Somatotroph adenomas are typically recognized when they secrete GH excessively and cause acromegaly. Both ‘silent’ somatotroph adenomas (immunohistochemical evidence of GH excess without biochemical or clinical evidence) and ‘clinically silent’ somatotroph adenomas (immunohistochemical and biochemical evidence but no clinical evidence) have occasionally been reported. The relative frequency of each presentation is unknown. The goal of this study was, therefore, to determine the frequency of clinically silent somatotroph adenomas, a group that is potentially recognizable in vivo.
We retrospectively identified 100 consecutive patients who had surgically excised and histologically confirmed pituitary adenomas.
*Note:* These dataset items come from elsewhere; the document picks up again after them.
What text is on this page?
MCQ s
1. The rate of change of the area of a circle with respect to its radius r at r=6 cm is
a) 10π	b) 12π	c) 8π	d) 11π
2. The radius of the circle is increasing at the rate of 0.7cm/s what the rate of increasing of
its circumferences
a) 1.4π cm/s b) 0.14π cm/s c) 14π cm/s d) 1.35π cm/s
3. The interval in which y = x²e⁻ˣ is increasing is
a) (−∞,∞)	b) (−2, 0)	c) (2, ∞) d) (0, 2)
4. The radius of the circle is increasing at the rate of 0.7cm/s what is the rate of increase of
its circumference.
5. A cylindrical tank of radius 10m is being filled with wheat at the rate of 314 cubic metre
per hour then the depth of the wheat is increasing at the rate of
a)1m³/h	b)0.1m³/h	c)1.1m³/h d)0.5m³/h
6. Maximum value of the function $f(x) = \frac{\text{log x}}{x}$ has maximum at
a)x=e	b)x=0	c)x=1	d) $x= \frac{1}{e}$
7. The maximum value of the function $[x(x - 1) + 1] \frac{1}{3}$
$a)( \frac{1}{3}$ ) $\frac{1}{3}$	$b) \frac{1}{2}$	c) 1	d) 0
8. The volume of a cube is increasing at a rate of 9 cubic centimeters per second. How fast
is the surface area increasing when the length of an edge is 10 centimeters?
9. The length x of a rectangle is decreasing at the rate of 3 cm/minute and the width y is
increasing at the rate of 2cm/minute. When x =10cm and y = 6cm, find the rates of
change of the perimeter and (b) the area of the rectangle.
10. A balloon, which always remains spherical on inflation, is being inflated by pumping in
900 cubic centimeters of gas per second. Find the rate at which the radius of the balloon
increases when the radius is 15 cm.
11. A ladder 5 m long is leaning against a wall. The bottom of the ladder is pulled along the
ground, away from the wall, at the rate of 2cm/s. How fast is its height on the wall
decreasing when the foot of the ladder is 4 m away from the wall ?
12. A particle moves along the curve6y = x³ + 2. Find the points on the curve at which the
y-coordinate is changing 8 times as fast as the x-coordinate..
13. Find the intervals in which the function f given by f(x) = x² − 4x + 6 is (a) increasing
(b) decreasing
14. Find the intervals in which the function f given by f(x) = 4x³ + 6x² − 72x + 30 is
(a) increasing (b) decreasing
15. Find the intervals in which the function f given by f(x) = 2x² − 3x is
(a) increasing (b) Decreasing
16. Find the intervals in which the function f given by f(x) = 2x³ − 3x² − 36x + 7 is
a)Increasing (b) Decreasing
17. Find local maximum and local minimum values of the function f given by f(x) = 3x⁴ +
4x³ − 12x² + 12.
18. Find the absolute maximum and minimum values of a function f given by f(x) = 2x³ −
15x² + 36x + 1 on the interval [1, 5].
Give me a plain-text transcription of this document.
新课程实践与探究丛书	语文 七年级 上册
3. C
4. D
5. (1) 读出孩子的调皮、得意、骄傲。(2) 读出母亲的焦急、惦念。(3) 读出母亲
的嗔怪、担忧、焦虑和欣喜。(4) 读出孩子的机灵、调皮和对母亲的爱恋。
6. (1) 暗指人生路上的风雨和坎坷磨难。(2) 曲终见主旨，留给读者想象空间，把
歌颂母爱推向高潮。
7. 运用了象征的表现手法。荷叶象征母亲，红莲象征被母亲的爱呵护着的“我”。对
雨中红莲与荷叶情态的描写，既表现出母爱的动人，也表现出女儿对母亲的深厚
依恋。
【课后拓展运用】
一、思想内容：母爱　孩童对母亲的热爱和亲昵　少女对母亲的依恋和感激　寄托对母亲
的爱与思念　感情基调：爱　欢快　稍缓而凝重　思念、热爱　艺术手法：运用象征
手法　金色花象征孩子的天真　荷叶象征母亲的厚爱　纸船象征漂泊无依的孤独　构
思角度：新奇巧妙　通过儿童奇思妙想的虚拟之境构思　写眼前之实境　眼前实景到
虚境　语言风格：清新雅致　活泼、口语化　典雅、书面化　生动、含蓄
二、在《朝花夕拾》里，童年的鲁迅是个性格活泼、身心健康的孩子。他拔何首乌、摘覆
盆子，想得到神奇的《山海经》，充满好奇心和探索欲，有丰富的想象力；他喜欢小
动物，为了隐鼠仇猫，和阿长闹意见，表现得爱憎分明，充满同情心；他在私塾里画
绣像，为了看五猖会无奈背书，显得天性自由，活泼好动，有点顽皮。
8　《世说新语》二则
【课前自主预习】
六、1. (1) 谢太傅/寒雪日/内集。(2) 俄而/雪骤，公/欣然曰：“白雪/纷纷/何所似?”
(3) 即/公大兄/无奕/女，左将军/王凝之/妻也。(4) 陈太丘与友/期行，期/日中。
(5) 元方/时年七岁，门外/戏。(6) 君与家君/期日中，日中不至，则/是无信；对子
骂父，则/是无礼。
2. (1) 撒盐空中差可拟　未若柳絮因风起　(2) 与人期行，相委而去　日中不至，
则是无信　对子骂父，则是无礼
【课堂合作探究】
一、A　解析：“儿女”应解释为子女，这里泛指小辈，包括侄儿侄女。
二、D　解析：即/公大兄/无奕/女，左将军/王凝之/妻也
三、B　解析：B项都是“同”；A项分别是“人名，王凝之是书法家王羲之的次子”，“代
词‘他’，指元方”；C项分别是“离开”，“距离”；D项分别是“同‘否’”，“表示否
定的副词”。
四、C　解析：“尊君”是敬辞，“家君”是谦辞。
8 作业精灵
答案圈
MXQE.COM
Each pituitary adenoma was classified immunohistochemically by pituitary cell type. Somatotroph adenomas were further classified as ‘classic’ (obvious clinical features of acromegaly and elevated serum IGF1), ‘subtle’ (subtle clinical features of acromegaly and elevated IGF1), ‘clinically silent’ (no clinical features of acromegaly but elevated IGF1), and ‘silent’ (no clinical features of acromegaly and normal IGF1).
Of the 100 consecutive pituitary adenomas, 29% were gonadotroph/glycoprotein, 24% somatotroph, 18% null cell, 15% corticotroph, 6% lactotroph, 2% thyrotroph, and 6% not classifiable. Of the 24 patients with somatotroph adenomas, classic accounted for 45.8%, subtle 16.7%, clinically silent 33.3%, and silent 4.2%.
Clinically silent somatotroph adenomas are more common than previously appreciated, representing one-third of all somatotroph adenomas. IGF1 should be measured in all patients with a sellar mass, because identification of a mass as a somatotroph adenoma expands the therapeutic options and provides a tumor marker to monitor treatment.